La chirurgienne a fait état d’un pourcentage assez élevé de brûlures auxquelles il est très difficile de survivre, « même dans les pays occidentaux où il n’y a pas de guerre et où nous disposons d’hôpitaux en état de marche et de tout le matériel médical à portée de main ». Elle a également décrit un autre type de blessures provoquées par les explosions: « tout ce qui entoure les victimes est projeté à très grande vitesse, frappe les civils et provoque des lésions pénétrantes ».

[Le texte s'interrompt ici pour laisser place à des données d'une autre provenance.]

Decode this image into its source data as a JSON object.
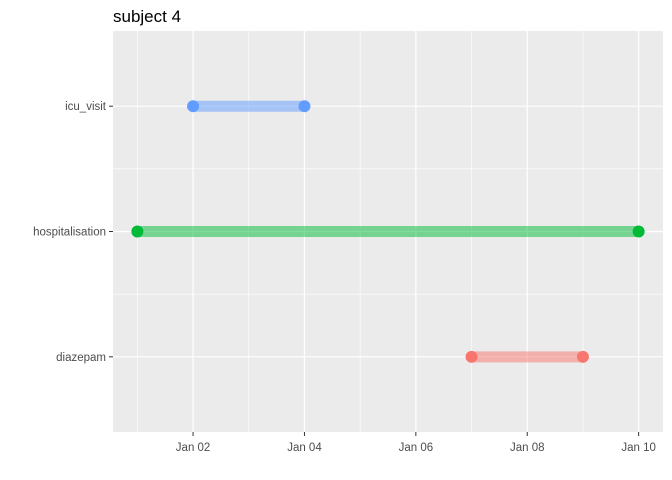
{
  "chart_data": {
    "type": "timeline",
    "title": "subject 4",
    "xlabel": "",
    "ylabel": "",
    "x_tick_labels": [
      "Jan 02",
      "Jan 04",
      "Jan 06",
      "Jan 08",
      "Jan 10"
    ],
    "x_ticks": [
      "2020-01-02",
      "2020-01-04",
      "2020-01-06",
      "2020-01-08",
      "2020-01-10"
    ],
    "xlim": [
      "2019-12-31T13:30",
      "2020-01-10T10:30"
    ],
    "categories": [
      "icu_visit",
      "hospitalisation",
      "diazepam"
    ],
    "segments": [
      {
        "category": "icu_visit",
        "start": "2020-01-02",
        "end": "2020-01-04",
        "color": "#619CFF"
      },
      {
        "category": "hospitalisation",
        "start": "2020-01-01",
        "end": "2020-01-10",
        "color": "#00BA38"
      },
      {
        "category": "diazepam",
        "start": "2020-01-07",
        "end": "2020-01-09",
        "color": "#F8766D"
      }
    ],
    "grid": true,
    "legend": "none",
    "colors": {
      "panel_background": "#EBEBEB",
      "grid_line": "#FFFFFF"
    }
  }
}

Selon elle, les victimes subissent fréquemment des amputations. Et comme beaucoup vivent sous des tentes, elles arrivent souvent à l’hôpital avec des plaies souillées de terre. « La première chose que nous faisons, c’est nettoyer les plaies, les recouvrir, puis tenter de sauver autant que possible le membre atteint », a-t-elle expliqué. Ces difficultés sont aggravées par le nombre de plus en plus réduit d’hôpitaux encore opérationnels dans Gaza. « Au deuxième étage, l’un des services a été détruit par une frappe. Au quatrième, c’est l’unité des grands brûlés qui a été touchée », a-t-elle précisé. Le Bureau de la coordination des affaires humanitaires de l’ONU (OCHA) a indiqué la semaine dernière que « 94 % des hôpitaux de Gaza sont désormais endommagés ou détruits, et que la moitié ne sont plus opérationnels ». Soit autant que le pourcentage des terres agricoles désormais condamnées pour plusieurs années.